According to their press release, through the Unmask My City initiative, doctors and health groups are calling for concrete and tangible solutions for the citizens of Sofia and Bulgaria, including the following:

• Comply with legally binding EU air quality standards.
• Establish air quality standards (limit values) ​​for PM10 and PM2.5 in accordance with recommendations of the World Health Organization.
• Health professionals should become engaged on air quality, including on policy changes, and should inform the public on health risks due to air pollution and alert their patients when air pollution exceeds EU or WHO guidelines.
• Move away from coal energy to renewable energy sources and promote energy savings.

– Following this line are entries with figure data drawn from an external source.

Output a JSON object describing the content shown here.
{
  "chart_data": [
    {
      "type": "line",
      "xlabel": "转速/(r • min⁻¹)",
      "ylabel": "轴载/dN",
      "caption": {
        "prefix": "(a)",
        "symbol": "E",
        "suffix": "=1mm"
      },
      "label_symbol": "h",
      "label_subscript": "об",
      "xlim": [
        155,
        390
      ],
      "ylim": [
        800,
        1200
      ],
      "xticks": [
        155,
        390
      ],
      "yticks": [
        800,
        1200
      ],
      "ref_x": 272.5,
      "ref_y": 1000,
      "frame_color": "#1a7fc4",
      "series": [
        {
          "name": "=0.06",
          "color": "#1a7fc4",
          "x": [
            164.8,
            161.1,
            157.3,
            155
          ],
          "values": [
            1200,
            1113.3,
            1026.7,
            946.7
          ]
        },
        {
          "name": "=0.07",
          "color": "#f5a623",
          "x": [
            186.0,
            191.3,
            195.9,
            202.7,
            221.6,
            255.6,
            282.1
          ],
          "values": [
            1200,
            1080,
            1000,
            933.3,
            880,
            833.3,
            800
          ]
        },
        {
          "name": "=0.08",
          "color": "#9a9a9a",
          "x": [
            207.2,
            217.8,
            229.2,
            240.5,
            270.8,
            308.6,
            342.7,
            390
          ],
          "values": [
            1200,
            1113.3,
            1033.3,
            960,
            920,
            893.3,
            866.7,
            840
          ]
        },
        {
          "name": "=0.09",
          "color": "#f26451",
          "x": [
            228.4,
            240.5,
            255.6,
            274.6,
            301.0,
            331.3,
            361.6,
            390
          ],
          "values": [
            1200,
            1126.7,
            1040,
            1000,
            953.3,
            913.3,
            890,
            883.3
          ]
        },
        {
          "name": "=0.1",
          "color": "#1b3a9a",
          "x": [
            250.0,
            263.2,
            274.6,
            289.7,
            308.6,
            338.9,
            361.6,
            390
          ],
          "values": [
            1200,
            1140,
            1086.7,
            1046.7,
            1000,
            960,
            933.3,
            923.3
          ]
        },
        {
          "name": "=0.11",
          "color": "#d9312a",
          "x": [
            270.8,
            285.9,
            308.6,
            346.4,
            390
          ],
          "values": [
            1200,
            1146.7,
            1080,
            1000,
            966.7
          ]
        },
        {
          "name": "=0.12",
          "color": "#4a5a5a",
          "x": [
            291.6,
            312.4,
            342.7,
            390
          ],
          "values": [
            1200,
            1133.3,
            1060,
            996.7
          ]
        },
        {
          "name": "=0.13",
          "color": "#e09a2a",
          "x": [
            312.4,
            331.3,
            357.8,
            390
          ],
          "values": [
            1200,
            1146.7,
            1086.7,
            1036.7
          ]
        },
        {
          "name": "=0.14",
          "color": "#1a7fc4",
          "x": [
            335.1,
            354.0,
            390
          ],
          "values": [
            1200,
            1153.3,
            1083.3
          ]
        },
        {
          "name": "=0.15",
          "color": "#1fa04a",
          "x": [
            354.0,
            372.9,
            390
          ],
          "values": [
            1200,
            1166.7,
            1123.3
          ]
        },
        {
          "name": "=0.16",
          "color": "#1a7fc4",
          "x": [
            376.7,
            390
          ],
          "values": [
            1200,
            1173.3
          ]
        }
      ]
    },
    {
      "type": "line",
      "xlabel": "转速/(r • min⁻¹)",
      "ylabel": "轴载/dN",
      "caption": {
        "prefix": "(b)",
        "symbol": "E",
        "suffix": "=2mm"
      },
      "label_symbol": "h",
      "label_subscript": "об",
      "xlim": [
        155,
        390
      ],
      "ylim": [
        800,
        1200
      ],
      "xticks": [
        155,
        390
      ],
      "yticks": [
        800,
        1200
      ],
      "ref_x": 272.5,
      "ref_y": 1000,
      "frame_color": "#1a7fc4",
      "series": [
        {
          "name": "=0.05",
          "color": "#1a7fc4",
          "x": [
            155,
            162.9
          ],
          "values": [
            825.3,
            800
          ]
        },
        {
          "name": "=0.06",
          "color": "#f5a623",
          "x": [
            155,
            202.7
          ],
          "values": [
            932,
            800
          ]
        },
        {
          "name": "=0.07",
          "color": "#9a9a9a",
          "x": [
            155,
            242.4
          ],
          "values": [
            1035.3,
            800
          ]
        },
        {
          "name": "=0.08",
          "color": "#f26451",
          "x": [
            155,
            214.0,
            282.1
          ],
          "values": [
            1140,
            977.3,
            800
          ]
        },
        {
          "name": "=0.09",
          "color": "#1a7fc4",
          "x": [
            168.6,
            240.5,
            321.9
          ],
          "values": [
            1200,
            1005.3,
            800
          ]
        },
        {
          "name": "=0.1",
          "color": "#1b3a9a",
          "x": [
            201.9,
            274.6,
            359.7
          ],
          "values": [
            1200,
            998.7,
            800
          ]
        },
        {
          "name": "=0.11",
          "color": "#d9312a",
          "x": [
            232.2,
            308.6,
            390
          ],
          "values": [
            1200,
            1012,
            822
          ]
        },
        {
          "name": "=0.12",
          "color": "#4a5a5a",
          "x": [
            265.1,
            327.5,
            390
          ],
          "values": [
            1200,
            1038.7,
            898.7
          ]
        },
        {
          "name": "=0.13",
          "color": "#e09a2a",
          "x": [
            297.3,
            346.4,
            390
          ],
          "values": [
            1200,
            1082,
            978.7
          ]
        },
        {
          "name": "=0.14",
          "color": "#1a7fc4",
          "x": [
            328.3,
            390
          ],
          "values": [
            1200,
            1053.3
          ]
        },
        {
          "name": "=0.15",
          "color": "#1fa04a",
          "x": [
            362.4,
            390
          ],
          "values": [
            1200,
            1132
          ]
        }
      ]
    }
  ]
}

Prioritize energy efficiency and renewable energy projects.
• Promote renewable energy systems for household heating and transitioning away from fossil fuel use.
• Put strict emissions standards for vehicles in urban zones; and implement the “polluter pays” principle with sanctions for those not sticking to the rules.
• Make active travel, including walking and cycling and sustainable public transport, the backbone of city transport policies.

But doctors aren’t the only ones speaking up.

This May, a year after after Bulgaria (along with several other European states) received a rap on the knuckles by the European Union for its poor air quality record, Sofia citizens filed a class action suit against the municipality, despite the EU observing that the country’s air quality had in fact improved after the reprimand.

According to media reports, the courts closed the case, but a group of public organizations recently filed an appeal.

Citizen action has also given rise to monitoring website AirSofia.Info in response to a perceived lack of consistent and reliable data on air pollution in the city.

It maintains an interactive map of Sofia divided into hexagonal zones in which volunteers with air quality monitors provide measurements daily.

“Today, after thousands of hours of volunteer work, we do over 100,000 daily measurements on the territory of the capital,” to the movement’s Facebook page states.

We deliver to society the most comprehensive picture of the state of pollution in real time,” it continues. 

The site is more than a public information initiative, however– those who run it see it as a way to measure the effectiveness of any implemented measures and hold policymakers accountable for results. 

“We citizens now have a way to see if what they have done is enough,” it states.